Writing about the education system under the PRK, Vickery states, "Both the government and the people have demonstrated enthusiasm for education ... The list of subjects covered is little different from that of prewar years. There is perhaps more time devoted to Khmer language and literature than before the war and, until the 1984-85 school year, at least, no foreign language instruction." He notes that the secondary school syllabus calls for four hours of foreign language instruction per week in Russian, German, or Vietnamese but that there were no teachers available.
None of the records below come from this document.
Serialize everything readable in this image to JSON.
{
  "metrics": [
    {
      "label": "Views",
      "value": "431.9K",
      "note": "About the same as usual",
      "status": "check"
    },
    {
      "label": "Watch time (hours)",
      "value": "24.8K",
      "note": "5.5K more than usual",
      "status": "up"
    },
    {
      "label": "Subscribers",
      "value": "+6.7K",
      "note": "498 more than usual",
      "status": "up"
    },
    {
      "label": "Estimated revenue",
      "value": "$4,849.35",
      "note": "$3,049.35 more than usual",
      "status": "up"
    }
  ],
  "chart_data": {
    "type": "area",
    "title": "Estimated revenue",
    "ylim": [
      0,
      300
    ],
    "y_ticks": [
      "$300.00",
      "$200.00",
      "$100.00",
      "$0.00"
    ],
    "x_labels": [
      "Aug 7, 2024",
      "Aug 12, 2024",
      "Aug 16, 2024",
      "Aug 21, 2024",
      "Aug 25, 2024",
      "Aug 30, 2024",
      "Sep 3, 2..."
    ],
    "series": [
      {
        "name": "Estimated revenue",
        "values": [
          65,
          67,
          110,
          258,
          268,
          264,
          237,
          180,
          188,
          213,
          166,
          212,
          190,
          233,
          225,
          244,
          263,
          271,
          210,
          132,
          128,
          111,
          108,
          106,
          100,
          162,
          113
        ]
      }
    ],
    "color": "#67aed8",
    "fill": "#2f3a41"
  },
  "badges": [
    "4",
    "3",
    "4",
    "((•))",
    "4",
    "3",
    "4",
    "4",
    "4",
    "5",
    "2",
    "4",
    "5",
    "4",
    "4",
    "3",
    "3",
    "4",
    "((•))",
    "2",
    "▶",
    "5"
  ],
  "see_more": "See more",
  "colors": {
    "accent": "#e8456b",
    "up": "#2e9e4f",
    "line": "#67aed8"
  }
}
Martin describes the education system in the PRK as based very closely on the Vietnamese model, pointing out that even the terms for primary and secondary education have been changed into direct translations of the Vietnamese terms. Under the PRK regime, according to Martin, the primary cycle had four instead of six classes, the first level of secondary education had three instead of four classes, and the second level of secondary education had three classes. Martin writes that not every young person could go to school because schooling in towns and in the countryside required enrollment fees. Civil servants paid (in 1987) 25 riels per month to send a child to school, and others paid up to 150 riels per month. According to Martin, "Access to tertiary studies was reserved for children whose parents worked for the regime and had demonstrated proof of their loyalty to the regime." She writes that, from the primary level on, the contents of all textbooks except for alphabet books were politically oriented and dealt "more specifically with Vietnam." From the beginning of the secondary cycle, Vietnamese language study was compulsory.